Die EU-Kommission hat vor zwei Wochen ein Prüfverfahren eingeleitet, um die Entscheidung der Bundesnetzagentur auf Herz und Nieren zu prüfen. Brüssel befürchtet negative Auswirkungen auf den Wettbewerb in Deutschland. In den drei Monaten, die für die Prüfung vorgesehen sind, darf die Maßnahme nicht umgesetzt werden. Höttges schätzt, dass sich alles um rund vier Monate verschiebt. Sein Unternehmen befinde sich in konstruktiven Gesprächen mit EU und Netzagentur, sagte der Telekom-Chef. Zugeständnisse seien Verhandlungssache, das Geschäft müsse sich aber weiter rechnen.

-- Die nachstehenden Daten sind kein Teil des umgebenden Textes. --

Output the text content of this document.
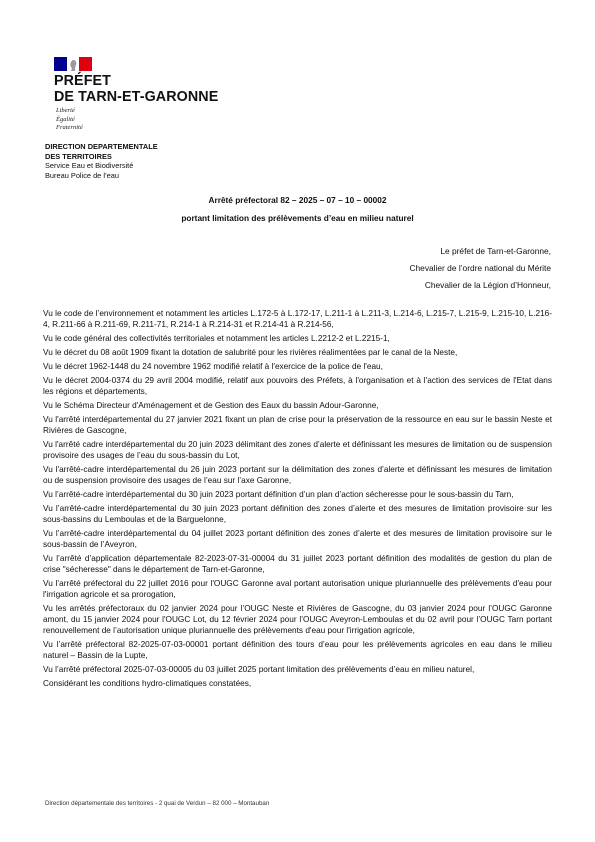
PRÉFET
DE TARN-ET-GARONNE
Liberté
Égalité
Fraternité
DIRECTION DEPARTEMENTALE
DES TERRITOIRES
Service Eau et Biodiversité
Bureau Police de l’eau
Arrêté préfectoral 82 – 2025 – 07 – 10 – 00002
portant limitation des prélèvements d’eau en milieu naturel
Le préfet de Tarn-et-Garonne,
Chevalier de l’ordre national du Mérite
Chevalier de la Légion d’Honneur,

Vu le code de l’environnement et notamment les articles L.172-5 à L.172-17, L.211-1 à L.211-3, L.214-6, L.215-7, L.215-9, L.215-10, L.216-4, R.211-66 à R.211-69, R.211-71, R.214-1 à R.214-31 et R.214-41 à R.214-56,

Vu le code général des collectivités territoriales et notamment les articles L.2212-2 et L.2215-1,

Vu le décret du 08 août 1909 fixant la dotation de salubrité pour les rivières réalimentées par le canal de la Neste,

Vu le décret 1962-1448 du 24 novembre 1962 modifié relatif à l'exercice de la police de l'eau,

Vu le décret 2004-0374 du 29 avril 2004 modifié, relatif aux pouvoirs des Préfets, à l'organisation et à l'action des services de l'Etat dans les régions et départements,

Vu le Schéma Directeur d'Aménagement et de Gestion des Eaux du bassin Adour-Garonne,

Vu l'arrêté interdépartemental du 27 janvier 2021 fixant un plan de crise pour la préservation de la ressource en eau sur le bassin Neste et Rivières de Gascogne,

Vu l'arrêté cadre interdépartemental du 20 juin 2023 délimitant des zones d’alerte et définissant les mesures de limitation ou de suspension provisoire des usages de l’eau du sous-bassin du Lot,

Vu l'arrêté-cadre interdépartemental du 26 juin 2023 portant sur la délimitation des zones d’alerte et définissant les mesures de limitation ou de suspension provisoire des usages de l’eau sur l’axe Garonne,

Vu l’arrêté-cadre interdépartemental du 30 juin 2023 portant définition d’un plan d’action sécheresse pour le sous-bassin du Tarn,

Vu l’arrêté-cadre interdépartemental du 30 juin 2023 portant définition des zones d’alerte et des mesures de limitation provisoire sur les sous-bassins du Lemboulas et de la Barguelonne,

Vu l’arrêté-cadre interdépartemental du 04 juillet 2023 portant définition des zones d’alerte et des mesures de limitation provisoire sur le sous-bassin de l’Aveyron,

Vu l’arrêté d’application départementale 82-2023-07-31-00004 du 31 juillet 2023 portant définition des modalités de gestion du plan de crise "sécheresse" dans le département de Tarn-et-Garonne,

Vu l’arrêté préfectoral du 22 juillet 2016 pour l'OUGC Garonne aval portant autorisation unique pluriannuelle des prélèvements d'eau pour l'irrigation agricole et sa prorogation,

Vu les arrêtés préfectoraux du 02 janvier 2024 pour l’OUGC Neste et Rivières de Gascogne, du 03 janvier 2024 pour l’OUGC Garonne amont, du 15 janvier 2024 pour l'OUGC Lot, du 12 février 2024 pour l’OUGC Aveyron-Lemboulas et du 02 avril pour l’OUGC Tarn portant renouvellement de l’autorisation unique pluriannuelle des prélèvements d'eau pour l'irrigation agricole,

Vu l’arrêté préfectoral 82-2025-07-03-00001 portant définition des tours d’eau pour les prélèvements agricoles en eau dans le milieu naturel – Bassin de la Lupte,

Vu l’arrêté préfectoral 2025-07-03-00005 du 03 juillet 2025 portant limitation des prélèvements d’eau en milieu naturel,

Considérant les conditions hydro-climatiques constatées,

Direction départementale des territoires - 2 quai de Verdun – 82 000 – Montauban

Für die Wettbewerber liegt die Lösung nicht darin, mit immer neuen Beschleunigern wie Vectoring Plus, Super Vectoring oder G.fast auf kurzer Strecke immer mehr Bandbreite aus dem alten Kupfernetz herauszukitzeln. Der Bundesregierung konnte die Telekom das Vectoring schmackhaft machen, weil Berlin damit seine Breitbandziele in erreichbare Nähe gerückt sieht. Dabei ist allen längst klar, dass Glasfaser die Zugangstechnik mit Zukunft ist, wenn die auch auf dem bundesdeutschen IT-Gipfel ausgerufene Gigabit-Gesellschaft Wirklichkeit werden soll.

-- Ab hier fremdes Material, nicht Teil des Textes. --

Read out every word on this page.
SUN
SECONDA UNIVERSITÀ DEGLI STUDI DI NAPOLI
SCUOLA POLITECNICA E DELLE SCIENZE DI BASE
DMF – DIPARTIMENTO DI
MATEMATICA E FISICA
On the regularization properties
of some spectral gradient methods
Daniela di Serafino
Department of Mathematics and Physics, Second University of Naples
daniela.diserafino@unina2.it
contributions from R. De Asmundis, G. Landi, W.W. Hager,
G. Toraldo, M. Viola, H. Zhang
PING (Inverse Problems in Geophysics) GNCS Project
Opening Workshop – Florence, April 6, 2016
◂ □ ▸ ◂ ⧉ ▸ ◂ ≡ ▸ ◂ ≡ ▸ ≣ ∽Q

"Mit ihrer Strategie der bloßen Ertüchtigung des bestehenden Kupferanschlussnetzes hingegen beschreitet die Telekom gerade nicht den Weg in die Gigabitgesellschaft”, meint Buglas-Chef Heer. “Auch mit Vectoring, Super-Vectoring und Co. wird dieses Netz niemals eine Versorgung mit den dafür erforderlichen Bandbreiten erreichen können. Dafür erleben wir aber landauf landab, dass gerade dort, wo die dringend benötigten FTTB/H-Netze von meist kommunalen Unternehmen aufgebaut werden, durch die Telekom ein Überbau dieser Netze mit FTTC stattfindet – keine wirklich zukunftsorientierte Vorgehensweise.” (vbr)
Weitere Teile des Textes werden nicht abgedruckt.